Die USA haben von mehreren Länder, darunter China, Myanmar, Äthiopien und der Iran, die Freilassung von insgesamt 20 Frauen gefordert, die als politische Gefangene gelten. Anlässlich der Kampagne "Free The 20" zeigte die US-Botschafterin bei der UNO, Samantha Power, in Washington Aufnahmen der nach ihren Worten "ungerechterweise inhaftierten" und "ihrer Rechte beraubten" Frauen.

Im September jährt sich die Unterzeichnung der Erklärung von Peking, die 1995 auf der vierten Weltfrauenkonferenz verabschiedet worden war. Die Erklärung wurde im Beisein von Hillary Clinton unterzeichnet, die damals First Lady der USA war. Power erinnerte daran, dass Clinton damals gesagt habe: "Menschenrechte sind Frauenrechte und Frauenrechte sind Menschenrechte."
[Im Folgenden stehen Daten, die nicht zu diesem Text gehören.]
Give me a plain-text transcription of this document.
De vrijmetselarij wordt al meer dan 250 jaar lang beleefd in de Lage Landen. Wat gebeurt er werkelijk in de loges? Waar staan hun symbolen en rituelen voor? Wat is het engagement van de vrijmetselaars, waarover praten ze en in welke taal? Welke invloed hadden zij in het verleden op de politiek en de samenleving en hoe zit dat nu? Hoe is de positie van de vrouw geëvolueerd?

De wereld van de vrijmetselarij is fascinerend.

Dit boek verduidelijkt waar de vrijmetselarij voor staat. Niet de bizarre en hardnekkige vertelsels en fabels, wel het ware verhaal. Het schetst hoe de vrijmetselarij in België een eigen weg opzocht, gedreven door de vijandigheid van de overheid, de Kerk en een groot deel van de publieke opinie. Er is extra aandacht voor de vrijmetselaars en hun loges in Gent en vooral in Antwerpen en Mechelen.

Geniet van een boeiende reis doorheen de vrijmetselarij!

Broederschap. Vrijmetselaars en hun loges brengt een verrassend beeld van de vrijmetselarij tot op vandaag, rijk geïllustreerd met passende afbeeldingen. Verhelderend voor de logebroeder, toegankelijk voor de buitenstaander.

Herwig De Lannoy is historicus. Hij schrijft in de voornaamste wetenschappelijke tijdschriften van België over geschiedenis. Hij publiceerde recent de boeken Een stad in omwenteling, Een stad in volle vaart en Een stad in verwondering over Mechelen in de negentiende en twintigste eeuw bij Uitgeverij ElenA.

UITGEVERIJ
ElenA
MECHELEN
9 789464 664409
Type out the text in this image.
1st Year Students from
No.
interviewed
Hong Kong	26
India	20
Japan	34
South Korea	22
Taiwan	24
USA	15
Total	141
Am 27. September findet in New York am Rande der alljährlichen Generaldebatte der Vereinten Nationen eine neue internationale Konferenz zur Frauenrechten statt. Die "Free The 20"-Kampagne zielt neben den genannten Ländern auch auf Vietnam, Aserbaidschan, Eritrea, Ägypten, Russland, Venezuela, Syrien, Nordkorea und Usbekistan.